Sometime in the summer of 1989 I started to come a bit unhinged. I had moved out of the house I shared with my girlfriend in England and returned to Belfast to write my second novel. Or perhaps more accurately, to worry about not writing my second novel, about the prospect of never writing another novel again, and about my lifestyle generally.

I had already stopped smoking—scrunched up an almost-full box of Marlboro Lights one afternoon and threw it across the room. It missed the bin, but I left it anyway, where it landed, as an added goad. I was keeping an eye on my drinking—an occasionally blurry eye—but keeping an eye nonetheless. People didn’t speak the language of units then, but I wrote down in my diary each morning what I had drunk the night before, just as I had once written down how many fags I had smoked.

One August Saturday I woke and thought I had to stop eating meat. Just like that. There had, I seem to recall, been a television exposé earlier in the week about conditions on a battery farm, which had literally put me off my dinner; but the decision was not ethical. I just felt I had to do something more, something that would make it possible, or allow me to convince myself that it was possible (for somewhere not very far back that was what this was all about) to finish this fucking novel.

As I say, unhinged.

The first thing I did was empty my fridge and kitchen cupboards and pile all the food on the table. If I was going to be a vegetarian I was going to have to think like a vegetarian, not just leave a meat-shaped hole on my plate. Anything that looked as if it was waiting for a couple of sausages or a half-pound of mince to make its life complete went in the bin.

That done, I caught the train into town, walked from the station to Waterstone’s and went straight to the cookery section. I made my choice according to width: I wanted the book with the most recipes. Rose Elliot’s “Complete Vegetarian Cookbook” won by a good half-inch. I took it with me to the only wholefood shop in central Belfast and set about restocking my cupboard. I brought home a lot of lentils.

I was already a fan of Indian food from my time living in England: chicken curries, prawn curries, on a rare occasion, lamb curries. I hadn’t, that I could remember, until that day eaten a lentil curry, or dal. (The spelling of dal toggles between “dal” and “dhal”.) There were two recipes in the Rose Elliot book.
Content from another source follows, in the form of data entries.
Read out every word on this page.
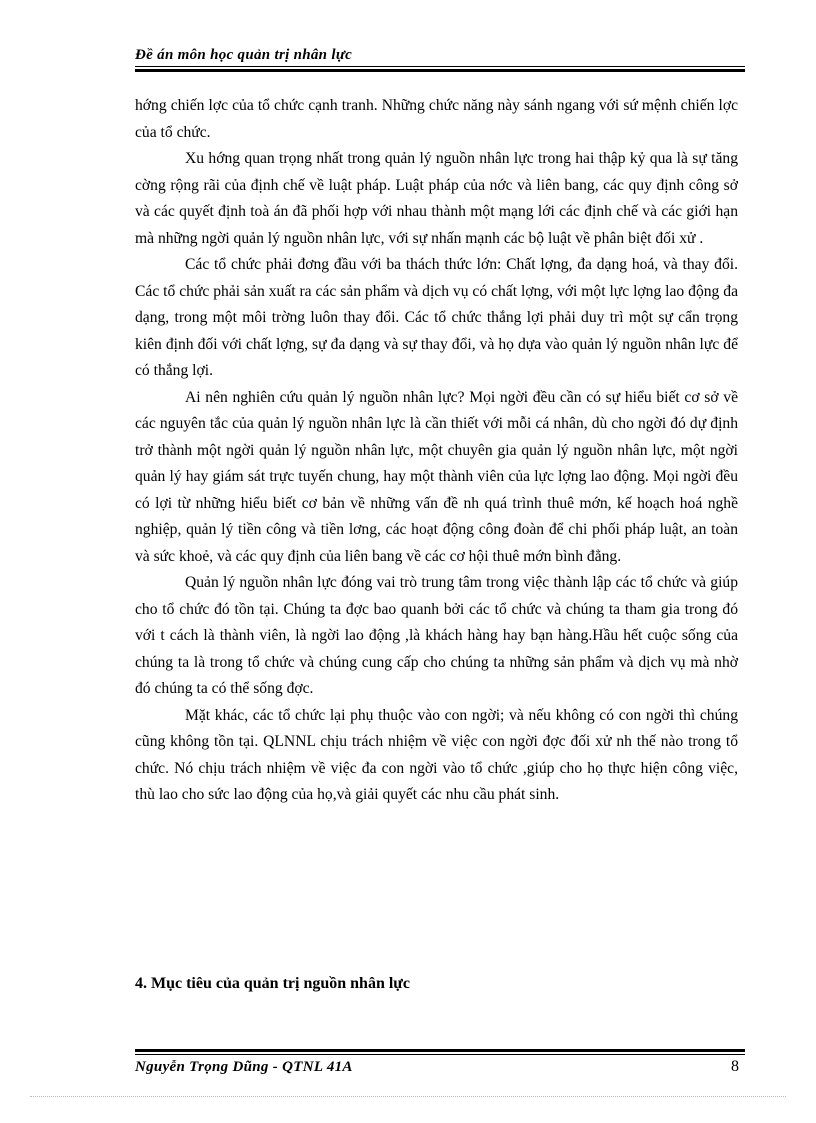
Đề án môn học quản trị nhân lực

hớng chiến lợc của tổ chức cạnh tranh. Những chức năng này sánh ngang với sứ mệnh chiến lợc của tổ chức.

Xu hớng quan trọng nhất trong quản lý nguồn nhân lực trong hai thập kỷ qua là sự tăng cờng rộng rãi của định chế về luật pháp. Luật pháp của nớc và liên bang, các quy định công sở và các quyết định toà án đã phối hợp với nhau thành một mạng lới các định chế và các giới hạn mà những ngời quản lý nguồn nhân lực, với sự nhấn mạnh các bộ luật về phân biệt đối xử .

Các tổ chức phải đơng đầu với ba thách thức lớn: Chất lợng, đa dạng hoá, và thay đổi. Các tổ chức phải sản xuất ra các sản phẩm và dịch vụ có chất lợng, với một lực lợng lao động đa dạng, trong một môi trờng luôn thay đổi. Các tổ chức thắng lợi phải duy trì một sự cẩn trọng kiên định đối với chất lợng, sự đa dạng và sự thay đổi, và họ dựa vào quản lý nguồn nhân lực để có thắng lợi.

Ai nên nghiên cứu quản lý nguồn nhân lực? Mọi ngời đều cần có sự hiểu biết cơ sở về các nguyên tắc của quản lý nguồn nhân lực là cần thiết với mỗi cá nhân, dù cho ngời đó dự định trở thành một ngời quản lý nguồn nhân lực, một chuyên gia quản lý nguồn nhân lực, một ngời quản lý hay giám sát trực tuyến chung, hay một thành viên của lực lợng lao động. Mọi ngời đều có lợi từ những hiểu biết cơ bản về những vấn đề nh quá trình thuê mớn, kế hoạch hoá nghề nghiệp, quản lý tiền công và tiền lơng, các hoạt động công đoàn để chi phối pháp luật, an toàn và sức khoẻ, và các quy định của liên bang về các cơ hội thuê mớn bình đẳng.

Quản lý nguồn nhân lực đóng vai trò trung tâm trong việc thành lập các tổ chức và giúp cho tổ chức đó tồn tại. Chúng ta đợc bao quanh bởi các tổ chức và chúng ta tham gia trong đó với t cách là thành viên, là ngời lao động ,là khách hàng hay bạn hàng.Hầu hết cuộc sống của chúng ta là trong tổ chức và chúng cung cấp cho chúng ta những sản phẩm và dịch vụ mà nhờ đó chúng ta có thể sống đợc.

Mặt khác, các tổ chức lại phụ thuộc vào con ngời; và nếu không có con ngời thì chúng cũng không tồn tại. QLNNL chịu trách nhiệm về việc con ngời đợc đối xử nh thế nào trong tổ chức. Nó chịu trách nhiệm về việc đa con ngời vào tổ chức ,giúp cho họ thực hiện công việc, thù lao cho sức lao động của họ,và giải quyết các nhu cầu phát sinh.

4. Mục tiêu của quản trị nguồn nhân lực
Nguyễn Trọng Dũng - QTNL 41A	8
I picked the second one on the strength of the sentence that read “this makes a hotter-tasting dal than the previous recipe”.

My spices had survived the cupboard cull. I even had some of the creamed coconut this particular recipe called for. (I have never since eaten another dal that did.) It did not call for a boiled egg quartered on top, but I added one anyway—I was turning vegetarian, not vegan. Barely half an hour after starting to cook, I sat down to eat.

It was so good I almost cried. I could live like this, no hardship. This wasn’t a giving up, like smoking: this was an embracing. Also, it had cost about 50p.

I ate it again the next night and the night after that. I ate it, I would hazard, at least twice a week from then until I finished the novel, two years later, and went back to England. Actually, I would hazard I’ve rarely gone more than a week without dal in the almost quarter of a century since. There have been variations—many, many variations, for the ways with dal and its possible pulses are legion. I feel bound to try every new recipe I come across. My current favourites are a panchmael (five-lentil) dal, a toor—or toovar—dal from Bangladesh, soured with tomatoes and tamarind water, and a Nepalese version made exclusively with hulled mung beans. Touted by the British food writer Felicity Cloake as “perfect”, it’s not far off.

But still sometimes I go back to that first Rose Elliot recipe. (The book doesn’t fall open at page 191: it jumps.) Because in a way that sounds ridiculous now, but made complete sense at the time, it saved me.